The Lagan Valley MLA accepted the DUP nomination to become the deputy First Minister and serve alongside First Minister Sinn Fein’s Michelle O’Neill.

Ms Little-Pengelly was co-opted into the Assembly to replace Sir Jeffrey Donaldson after the May 2022 general election.

The DUP leader said at the time that he would remain as MP until the post-Brexit issues around the Northern Ireland protocol were resolved.

The powersharing institutions were restored last Saturday after a deal between the UK Government and the DUP to address unionist concerns over post-Brexit trading arrangements, which included passing new legislation at Westminster.

Speaking on BBC Northern Ireland’s Sunday Politics show, Ms Little-Pengelly was asked about her lack of electoral mandate to serve in the Executive.

“All I can say is that I have been asked to do this role. I am approaching this role in the sense that we’ve got a significant programme of work to do,” she said.

“I am determined to use whatever time that there is, we’ve got three years left this mandate, that was what I am planning for in terms of driving through and supporting that change and delivery that we need to see.

“I can’t change the circumstances of my position, but as I indicated previously, regardless of the circumstances, I think what people in Northern Ireland want to see is us looking to the future, working together, tackling those big issues.

“That is what the public wants us to be focused on.

“In terms of the literally hundreds and hundreds, if not thousands of messages I’ve received, that is the core message. It is not an issue by any of these particular points. It is saying to me ‘we want you to try your best, to work hard and to make Northern Ireland work, to make the Executive work’.

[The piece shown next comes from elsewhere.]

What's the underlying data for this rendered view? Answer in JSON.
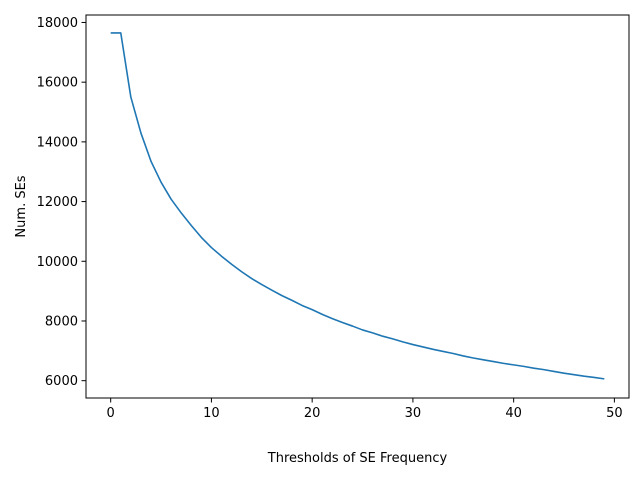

“It is absolutely critical to get that delivery to challenge all of those big issues that happens within our public services and improve those for everyone in Northern Ireland.”

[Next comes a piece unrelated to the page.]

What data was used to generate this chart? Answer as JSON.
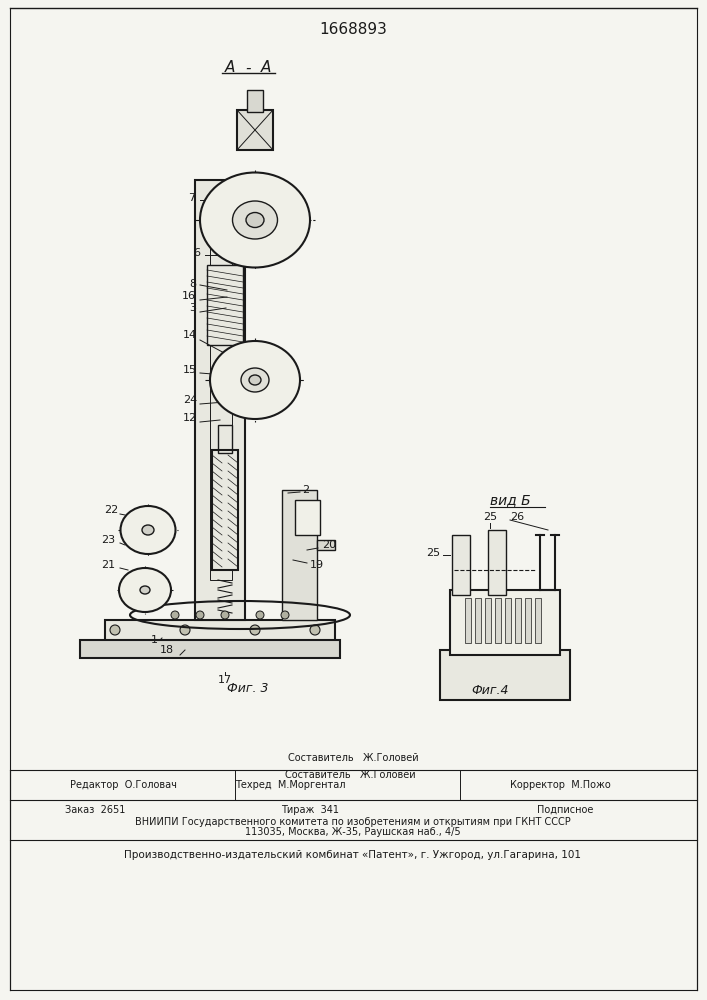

Meanwhile, Ms Little-Pengelly also said she will “get out and support” every person in Northern Ireland, regardless of their background or beliefs.

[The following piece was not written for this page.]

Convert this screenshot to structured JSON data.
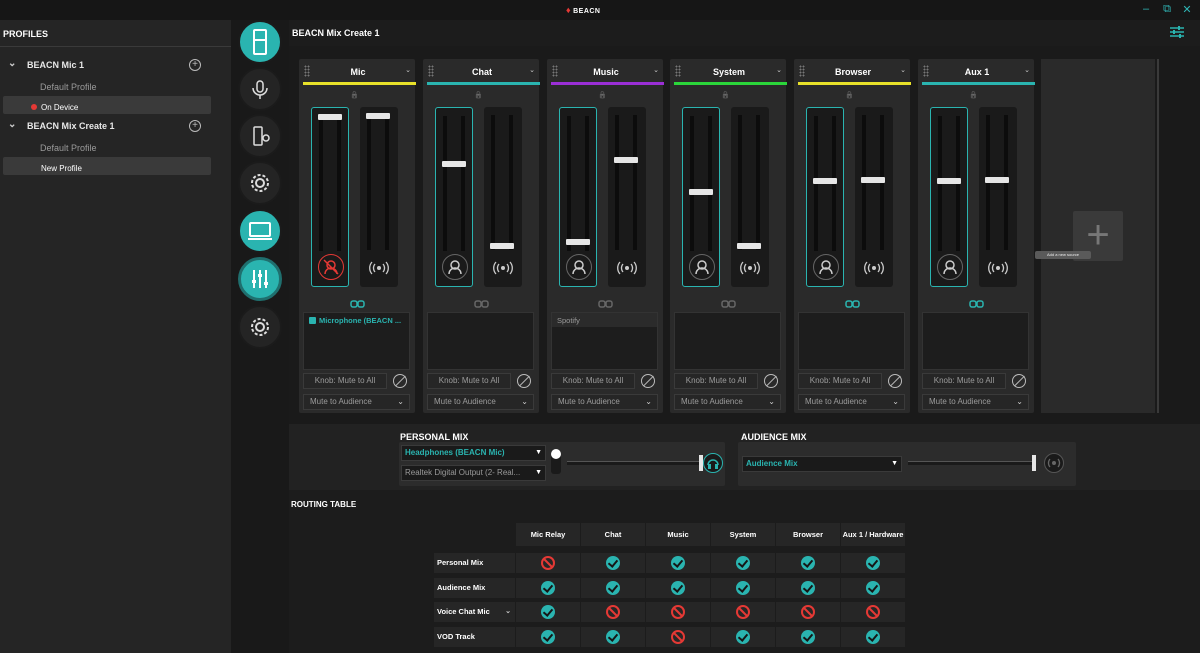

The DUP MLA, who attended the funeral of former taoiseach John Bruton in Co Meath on Saturday with Ms O’Neill, said there has been “nothing off the table” in previous events she has attended.

“In everything that I do, I will make clear that I am here to work for and to serve every person in Northern Ireland. Regardless of background, regardless of view, I will be working and tackling the big issues of health and education, tackling the big issues of childcare,” she added.

“That is something that benefits families no matter what their view is on the constitutional question, no matter what their community background or what their faith is.”

“Look, in my life I’m somebody who’s always worked with people and for people right across the community.

“When you said to me about doing something that was stretching, I don’t think that there’s anything for me that is off the table in terms of the things that I have done in the past, in relation to the constituencies I have represented.

“I have supported sporting clubs from across all communities, including in terms of the GAA.

“I will be looking at all invitations that come in and absolutely clear, I will be getting out there and supporting every single person in Northern Ireland.”

She added: “I am determined to build a positive relationship, not just with Michelle O’Neill, but all of my colleagues around that table because that’s what we need to do in order to move forward.

“We have to work constructively. Of course, we can’t predict what’s going to happen.

“Things will emerge. There will be challenges I’ve no doubt, but I think that firm commitment at this stage is what every member around that Executive table should do and I certainly will bring my absolute commitment to that.”